Чтобы зарядиться непринужденностью, Дима с небрежной элегантностью пощелкал переключателями магнитофона, перемотал пленку обратно и выключил. Стало свободнее.
С кухни доносились железные взвизгивания и лязг противня. Дима встал и начал разглядывать ее книжные полки. На одной стояла маленькая статуэтка – какой-то очень архаичный Аполлон Тенейский, которого Юне подарил знакомый скульптор, талантливый парень, но с какими-то загибами. У нее было столько талантливых знакомых, что Димино сердце сжималось, как от дурного предчувствия.
Дима всматривался в Аполлона, словно пытаясь понять, большую ли опасность тот представляет. Гладкий дебелый Аполлон стоял, по-солдатски расправив плечи, с буклями, как у Ньютона, с улыбочкой идиота, замыслившего всех обвести вокруг пальца.

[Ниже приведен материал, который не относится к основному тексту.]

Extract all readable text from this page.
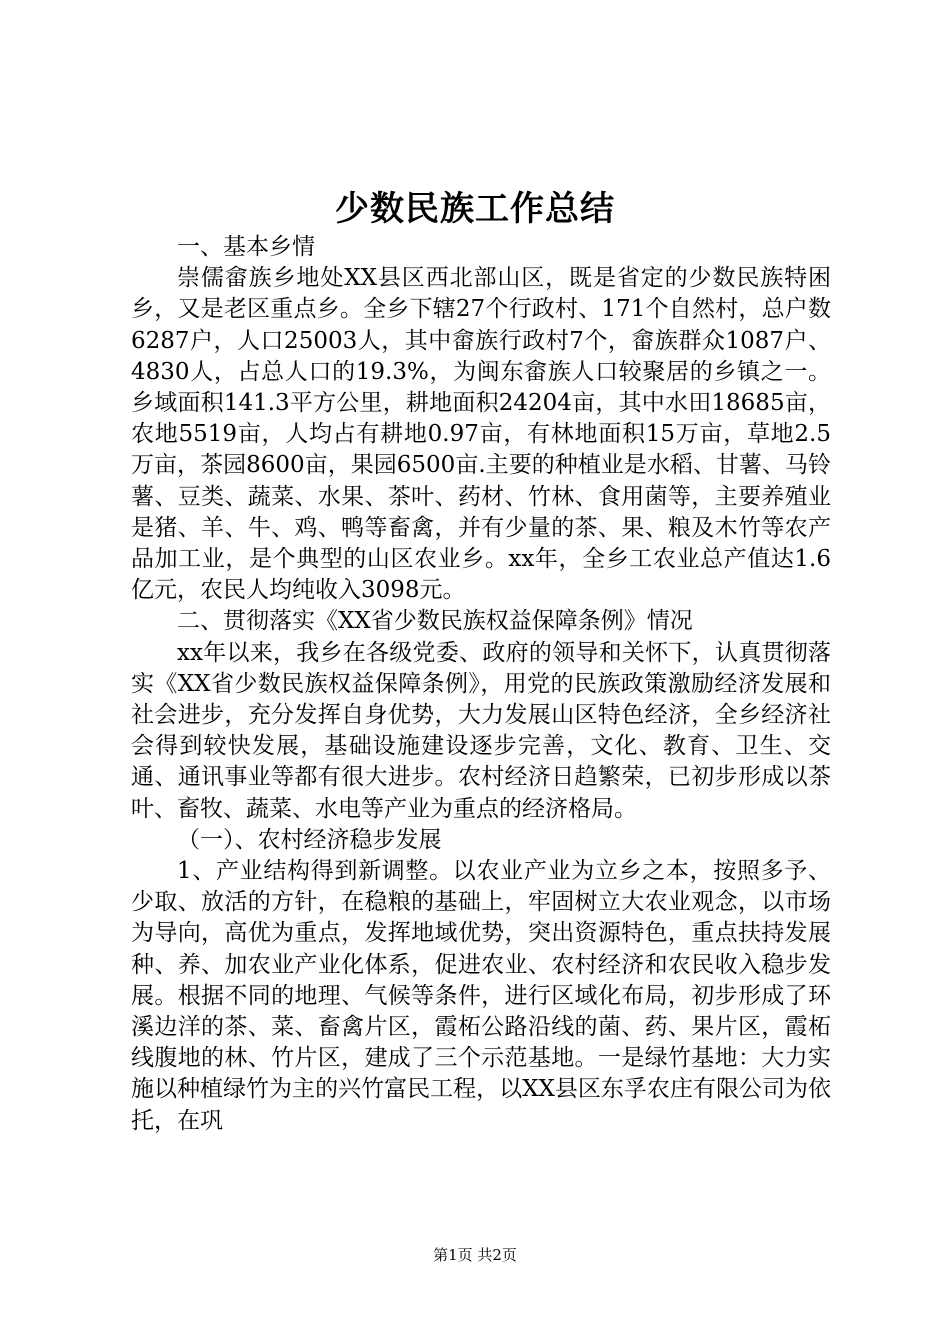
少数民族工作总结

一、基本乡情

崇儒畲族乡地处XX县区西北部山区，既是省定的少数民族特困乡，又是老区重点乡。全乡下辖27个行政村、171个自然村，总户数6287户，人口25003人，其中畲族行政村7个，畲族群众1087户、4830人，占总人口的19.3%，为闽东畲族人口较聚居的乡镇之一。乡域面积141.3平方公里，耕地面积24204亩，其中水田18685亩，农地5519亩，人均占有耕地0.97亩，有林地面积15万亩，草地2.5万亩，茶园8600亩，果园6500亩.主要的种植业是水稻、甘薯、马铃薯、豆类、蔬菜、水果、茶叶、药材、竹林、食用菌等，主要养殖业是猪、羊、牛、鸡、鸭等畜禽，并有少量的茶、果、粮及木竹等农产品加工业，是个典型的山区农业乡。xx年，全乡工农业总产值达1.6亿元，农民人均纯收入3098元。

二、贯彻落实《XX省少数民族权益保障条例》情况

xx年以来，我乡在各级党委、政府的领导和关怀下，认真贯彻落实《XX省少数民族权益保障条例》，用党的民族政策激励经济发展和社会进步，充分发挥自身优势，大力发展山区特色经济，全乡经济社会得到较快发展，基础设施建设逐步完善，文化、教育、卫生、交通、通讯事业等都有很大进步。农村经济日趋繁荣，已初步形成以茶叶、畜牧、蔬菜、水电等产业为重点的经济格局。

（一）、农村经济稳步发展

1、产业结构得到新调整。以农业产业为立乡之本，按照多予、少取、放活的方针，在稳粮的基础上，牢固树立大农业观念，以市场为导向，高优为重点，发挥地域优势，突出资源特色，重点扶持发展种、养、加农业产业化体系，促进农业、农村经济和农民收入稳步发展。根据不同的地理、气候等条件，进行区域化布局，初步形成了环溪边洋的茶、菜、畜禽片区，霞柘公路沿线的菌、药、果片区，霞柘线腹地的林、竹片区，建成了三个示范基地。一是绿竹基地：大力实施以种植绿竹为主的兴竹富民工程，以XX县区东孚农庄有限公司为依托，在巩

第1页 共2页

Полкой ниже стояла под стеклом большая фотография ее отца, – магнитофон, как, впрочем, и вся квартира, был его подарком. Дима с почтением всмотрелся в его лицо, исполненное заслуженного благополучия и порядочности, и сердце его снова сжалось, будто от предчувствия, что не так-то просто будет войти в этот мир благоустроенного достоинства. Дима так засмотрелся, что некоторое время они с фотографией оставались вдвоем в целом мире.
С трудом разорвав оцепенение, Дима стал перебирать книги. Вот целая полка маленьких поэтических сборничков в бумажных обложках. Имена все незнакомые – из современных поэтов он знал только Евтушенко и Рождественского, – много женских, он и не подозревал, что на свете так много женщин-поэтов. Обычно от вида стихов его тело без остатка наливалось скукой, от которой цепенели все чувства. Еще на школьных вечерах художественной самодеятельности он, вместе с остальным спортзалом публики, пережидал стихи и песни как неизбежную неприятность, которую необходимо перетерпеть, чтобы добраться до венца художественной части – спектакля. И когда наконец на сцене начинали ходить и разговаривать, как в жизни, по залу проносился вздох радости: «Пьесса! Пьесса!». Однако Юнины сборники он брал и пролистывал не без трепета. Они тоже были из области недоступного.